The FISA bill proposed by Arlen Specter, in collaboration with the White House, is one of the most pernicious pieces of legislation introduced during the Bush presidency. Today, Specter's Senate Judiciary Committee voted along party lines, 10-8, to send the Specter bill to the full Senate (along with competing bills from Sen. DeWine and one jointly sponsored by Sens. Specter and Feinstein).
Because the Specter bill has the support of several supposedly "independent" Republicans (at least) as well as the White House, the only real chance to prevent its enactment is a Democratic-led filibuster in the Senate. This bill, for reasons I have set forth here and here, is incomparably destructive on numerous levels. It would, in sum, abolish all meaningful restrictions and oversight on the President's eavesdropping powers, formally adopt the administration's radical theories of limitless executive power, and destroy the ability to subject the President's eavesdropping conduct to meaningful judicial review (including holding the President accountable for past lawbreaking). As Atrios said today: "If the Democrats are unwilling to stop this, then there really isn't much point in bothering."
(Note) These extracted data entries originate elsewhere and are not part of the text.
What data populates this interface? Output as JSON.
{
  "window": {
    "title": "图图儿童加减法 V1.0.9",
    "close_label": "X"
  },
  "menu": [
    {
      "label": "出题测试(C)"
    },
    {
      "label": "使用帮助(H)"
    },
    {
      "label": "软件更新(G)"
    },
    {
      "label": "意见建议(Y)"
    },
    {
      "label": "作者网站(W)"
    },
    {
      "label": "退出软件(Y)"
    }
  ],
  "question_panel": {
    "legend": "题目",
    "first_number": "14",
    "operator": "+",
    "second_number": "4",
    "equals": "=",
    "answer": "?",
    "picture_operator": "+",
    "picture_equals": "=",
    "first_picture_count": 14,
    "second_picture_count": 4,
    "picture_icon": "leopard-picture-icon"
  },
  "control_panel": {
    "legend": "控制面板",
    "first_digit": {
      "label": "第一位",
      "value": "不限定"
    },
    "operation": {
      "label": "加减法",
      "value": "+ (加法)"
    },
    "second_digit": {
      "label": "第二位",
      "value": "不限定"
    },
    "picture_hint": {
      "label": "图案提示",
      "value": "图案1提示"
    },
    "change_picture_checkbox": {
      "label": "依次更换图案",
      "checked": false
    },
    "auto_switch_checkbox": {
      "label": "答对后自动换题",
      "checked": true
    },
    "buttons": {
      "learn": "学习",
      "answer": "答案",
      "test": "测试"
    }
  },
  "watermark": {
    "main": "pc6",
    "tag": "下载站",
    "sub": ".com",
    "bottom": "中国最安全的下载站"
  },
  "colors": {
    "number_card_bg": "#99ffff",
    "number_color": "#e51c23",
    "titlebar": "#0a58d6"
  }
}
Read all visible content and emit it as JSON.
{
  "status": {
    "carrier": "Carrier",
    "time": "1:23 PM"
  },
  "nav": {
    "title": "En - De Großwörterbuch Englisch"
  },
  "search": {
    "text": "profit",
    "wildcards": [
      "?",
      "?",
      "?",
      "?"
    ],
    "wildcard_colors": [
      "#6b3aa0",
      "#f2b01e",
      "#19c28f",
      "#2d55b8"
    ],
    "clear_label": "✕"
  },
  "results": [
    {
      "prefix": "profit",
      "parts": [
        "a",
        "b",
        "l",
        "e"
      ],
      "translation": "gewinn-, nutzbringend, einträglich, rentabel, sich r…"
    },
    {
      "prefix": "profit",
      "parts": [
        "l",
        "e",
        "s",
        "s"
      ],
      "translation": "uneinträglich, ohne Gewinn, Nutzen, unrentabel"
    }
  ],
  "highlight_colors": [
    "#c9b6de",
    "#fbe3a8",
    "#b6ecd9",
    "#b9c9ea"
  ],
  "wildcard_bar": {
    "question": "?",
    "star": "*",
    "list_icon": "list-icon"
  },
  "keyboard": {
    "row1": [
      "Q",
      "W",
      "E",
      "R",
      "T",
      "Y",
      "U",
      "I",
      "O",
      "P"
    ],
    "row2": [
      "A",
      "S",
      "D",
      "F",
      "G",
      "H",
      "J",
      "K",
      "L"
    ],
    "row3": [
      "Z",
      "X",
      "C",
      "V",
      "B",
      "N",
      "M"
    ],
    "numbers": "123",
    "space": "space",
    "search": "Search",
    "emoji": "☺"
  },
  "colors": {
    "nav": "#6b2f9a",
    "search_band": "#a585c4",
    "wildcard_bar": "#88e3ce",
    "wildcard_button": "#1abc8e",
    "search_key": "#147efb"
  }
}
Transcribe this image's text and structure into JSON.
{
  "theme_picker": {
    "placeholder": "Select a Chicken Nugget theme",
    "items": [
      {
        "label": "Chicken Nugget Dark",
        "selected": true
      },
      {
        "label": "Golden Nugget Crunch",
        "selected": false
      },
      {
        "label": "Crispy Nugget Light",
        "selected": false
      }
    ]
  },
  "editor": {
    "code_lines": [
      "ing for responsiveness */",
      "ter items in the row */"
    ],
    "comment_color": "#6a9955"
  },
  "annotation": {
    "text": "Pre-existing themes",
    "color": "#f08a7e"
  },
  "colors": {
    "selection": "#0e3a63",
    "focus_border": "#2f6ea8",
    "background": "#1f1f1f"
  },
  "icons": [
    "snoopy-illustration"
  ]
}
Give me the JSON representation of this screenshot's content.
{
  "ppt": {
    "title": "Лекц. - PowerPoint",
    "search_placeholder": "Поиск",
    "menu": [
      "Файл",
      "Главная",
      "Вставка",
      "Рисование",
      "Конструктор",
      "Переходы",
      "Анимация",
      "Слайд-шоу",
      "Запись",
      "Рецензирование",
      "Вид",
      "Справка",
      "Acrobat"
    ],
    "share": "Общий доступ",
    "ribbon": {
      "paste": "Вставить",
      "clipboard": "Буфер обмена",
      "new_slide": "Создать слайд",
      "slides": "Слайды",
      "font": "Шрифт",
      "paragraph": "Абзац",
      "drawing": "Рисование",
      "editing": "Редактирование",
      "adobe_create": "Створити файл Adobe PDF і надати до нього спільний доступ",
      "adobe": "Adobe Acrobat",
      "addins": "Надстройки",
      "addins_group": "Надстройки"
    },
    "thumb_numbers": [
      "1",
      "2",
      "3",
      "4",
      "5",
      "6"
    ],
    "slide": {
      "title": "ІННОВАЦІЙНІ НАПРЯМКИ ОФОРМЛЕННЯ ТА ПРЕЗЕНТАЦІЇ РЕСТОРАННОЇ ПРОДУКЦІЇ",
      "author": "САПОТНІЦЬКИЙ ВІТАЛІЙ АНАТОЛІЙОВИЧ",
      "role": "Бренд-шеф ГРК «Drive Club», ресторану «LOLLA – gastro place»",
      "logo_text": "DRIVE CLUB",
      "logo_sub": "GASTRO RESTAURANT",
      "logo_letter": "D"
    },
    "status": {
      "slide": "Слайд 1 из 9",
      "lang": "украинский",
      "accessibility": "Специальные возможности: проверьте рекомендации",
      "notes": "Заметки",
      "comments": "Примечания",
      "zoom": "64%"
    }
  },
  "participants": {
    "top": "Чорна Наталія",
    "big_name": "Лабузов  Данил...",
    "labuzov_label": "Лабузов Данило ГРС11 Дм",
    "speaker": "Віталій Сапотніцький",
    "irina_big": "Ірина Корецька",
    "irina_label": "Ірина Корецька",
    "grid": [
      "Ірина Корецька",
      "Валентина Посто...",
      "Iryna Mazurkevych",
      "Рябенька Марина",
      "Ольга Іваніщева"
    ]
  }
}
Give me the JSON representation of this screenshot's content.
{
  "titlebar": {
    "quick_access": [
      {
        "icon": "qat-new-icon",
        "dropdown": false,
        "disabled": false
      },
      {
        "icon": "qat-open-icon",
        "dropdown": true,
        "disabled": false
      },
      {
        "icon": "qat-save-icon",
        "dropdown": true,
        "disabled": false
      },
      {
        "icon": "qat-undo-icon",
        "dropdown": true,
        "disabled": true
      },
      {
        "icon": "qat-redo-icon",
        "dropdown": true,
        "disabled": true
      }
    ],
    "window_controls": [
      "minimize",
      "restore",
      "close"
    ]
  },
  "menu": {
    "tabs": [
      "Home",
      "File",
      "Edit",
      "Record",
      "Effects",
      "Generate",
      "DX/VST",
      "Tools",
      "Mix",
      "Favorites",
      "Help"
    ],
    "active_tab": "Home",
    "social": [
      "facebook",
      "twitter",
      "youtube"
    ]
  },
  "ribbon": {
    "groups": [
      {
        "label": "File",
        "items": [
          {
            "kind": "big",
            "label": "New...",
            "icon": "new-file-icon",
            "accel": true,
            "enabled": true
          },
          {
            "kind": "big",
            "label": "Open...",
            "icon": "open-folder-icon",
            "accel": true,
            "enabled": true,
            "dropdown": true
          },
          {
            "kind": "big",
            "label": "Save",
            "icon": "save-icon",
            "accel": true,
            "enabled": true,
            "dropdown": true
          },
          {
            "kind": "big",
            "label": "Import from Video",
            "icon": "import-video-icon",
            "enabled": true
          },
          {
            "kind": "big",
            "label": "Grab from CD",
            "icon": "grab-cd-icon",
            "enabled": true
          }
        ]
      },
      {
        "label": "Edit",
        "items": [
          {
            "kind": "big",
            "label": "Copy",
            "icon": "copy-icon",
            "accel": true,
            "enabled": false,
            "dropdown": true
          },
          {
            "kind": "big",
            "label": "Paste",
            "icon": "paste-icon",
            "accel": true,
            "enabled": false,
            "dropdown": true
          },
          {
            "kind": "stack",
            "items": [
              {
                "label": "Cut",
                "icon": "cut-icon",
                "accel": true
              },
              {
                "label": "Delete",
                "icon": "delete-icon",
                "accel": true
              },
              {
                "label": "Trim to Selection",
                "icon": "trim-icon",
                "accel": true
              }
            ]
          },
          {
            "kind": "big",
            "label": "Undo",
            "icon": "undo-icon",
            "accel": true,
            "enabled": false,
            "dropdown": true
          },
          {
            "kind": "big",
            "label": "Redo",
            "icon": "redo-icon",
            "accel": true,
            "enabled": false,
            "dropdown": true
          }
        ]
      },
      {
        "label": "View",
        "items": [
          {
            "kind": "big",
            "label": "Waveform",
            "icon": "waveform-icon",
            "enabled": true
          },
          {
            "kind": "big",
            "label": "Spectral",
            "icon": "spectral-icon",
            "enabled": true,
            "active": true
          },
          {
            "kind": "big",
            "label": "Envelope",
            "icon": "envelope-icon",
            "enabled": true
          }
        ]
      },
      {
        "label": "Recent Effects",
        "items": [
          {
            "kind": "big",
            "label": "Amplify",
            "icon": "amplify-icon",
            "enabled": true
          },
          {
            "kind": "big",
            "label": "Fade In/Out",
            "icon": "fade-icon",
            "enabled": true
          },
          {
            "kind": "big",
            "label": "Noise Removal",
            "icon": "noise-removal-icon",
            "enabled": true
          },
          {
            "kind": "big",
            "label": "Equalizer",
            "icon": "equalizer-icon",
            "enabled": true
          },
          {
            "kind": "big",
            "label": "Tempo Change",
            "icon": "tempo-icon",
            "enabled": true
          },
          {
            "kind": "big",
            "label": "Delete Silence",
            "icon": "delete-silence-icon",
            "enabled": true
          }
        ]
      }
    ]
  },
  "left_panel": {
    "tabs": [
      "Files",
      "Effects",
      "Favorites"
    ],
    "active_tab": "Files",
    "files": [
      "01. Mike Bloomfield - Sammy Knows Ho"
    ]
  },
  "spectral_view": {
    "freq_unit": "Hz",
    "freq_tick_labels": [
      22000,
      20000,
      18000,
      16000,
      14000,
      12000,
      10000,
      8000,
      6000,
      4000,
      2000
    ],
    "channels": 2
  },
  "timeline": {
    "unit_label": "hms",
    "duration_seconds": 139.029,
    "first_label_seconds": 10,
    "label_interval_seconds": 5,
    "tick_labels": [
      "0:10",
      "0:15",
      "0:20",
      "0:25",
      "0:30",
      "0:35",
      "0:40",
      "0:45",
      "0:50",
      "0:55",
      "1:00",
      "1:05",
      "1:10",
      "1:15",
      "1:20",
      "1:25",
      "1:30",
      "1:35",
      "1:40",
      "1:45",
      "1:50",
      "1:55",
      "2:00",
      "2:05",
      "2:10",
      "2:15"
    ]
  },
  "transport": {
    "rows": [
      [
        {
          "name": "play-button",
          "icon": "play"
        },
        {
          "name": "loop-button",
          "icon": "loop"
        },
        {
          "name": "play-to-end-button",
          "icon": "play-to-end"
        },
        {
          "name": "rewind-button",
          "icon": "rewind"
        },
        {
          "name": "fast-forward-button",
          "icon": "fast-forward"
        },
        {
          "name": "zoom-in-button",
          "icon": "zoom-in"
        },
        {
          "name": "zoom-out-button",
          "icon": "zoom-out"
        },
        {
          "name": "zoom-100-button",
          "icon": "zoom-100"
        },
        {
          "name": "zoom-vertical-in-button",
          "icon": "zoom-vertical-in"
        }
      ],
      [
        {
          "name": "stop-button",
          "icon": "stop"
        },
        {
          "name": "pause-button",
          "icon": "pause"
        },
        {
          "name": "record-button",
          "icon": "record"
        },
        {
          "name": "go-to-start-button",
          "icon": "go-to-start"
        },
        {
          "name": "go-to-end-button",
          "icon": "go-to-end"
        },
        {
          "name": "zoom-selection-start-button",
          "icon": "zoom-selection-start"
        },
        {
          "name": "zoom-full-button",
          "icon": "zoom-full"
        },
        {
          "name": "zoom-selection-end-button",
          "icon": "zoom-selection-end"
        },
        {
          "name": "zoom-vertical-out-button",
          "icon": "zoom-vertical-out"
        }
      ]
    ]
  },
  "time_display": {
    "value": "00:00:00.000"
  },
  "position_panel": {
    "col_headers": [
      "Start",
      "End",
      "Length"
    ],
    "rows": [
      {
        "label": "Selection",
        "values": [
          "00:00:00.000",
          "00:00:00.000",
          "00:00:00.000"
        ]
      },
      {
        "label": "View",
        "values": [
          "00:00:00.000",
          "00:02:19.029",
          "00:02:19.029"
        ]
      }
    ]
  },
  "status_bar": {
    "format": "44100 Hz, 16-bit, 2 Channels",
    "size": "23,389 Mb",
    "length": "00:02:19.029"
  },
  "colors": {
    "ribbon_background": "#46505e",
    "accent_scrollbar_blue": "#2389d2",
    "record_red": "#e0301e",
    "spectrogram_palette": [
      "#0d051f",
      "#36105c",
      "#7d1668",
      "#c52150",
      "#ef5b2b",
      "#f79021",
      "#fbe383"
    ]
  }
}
Democrats should have no fear of filibustering this bill. To the contrary, they should be eager to do so. A majority of Americans oppose warrantless eavesdropping. And most polls show that Americans, more than anything else, want limits and oversight on this administration. It is not difficult finally to make the case that this FISA debate is not about whether there will be aggressive eavesdropping on terrorists (since FISA in its current form, along with every other proposal, allows that), but whether the Bush administration will be able to eavesdrop on Americans in secret and with no judicial oversight, precisely the situation that brought us decades of severe eavesdropping abuses by presidents in both parties prior to FISA.
Americans want to know that Democrats will impose real limits on this administration if they take over one or both houses in November, and the Specter bill is the ideal opportunity for Democrats to demonstrate that they are serious about standing up to the worst excesses and abuses that have come over the last five years as a result of corrupt one-party rule.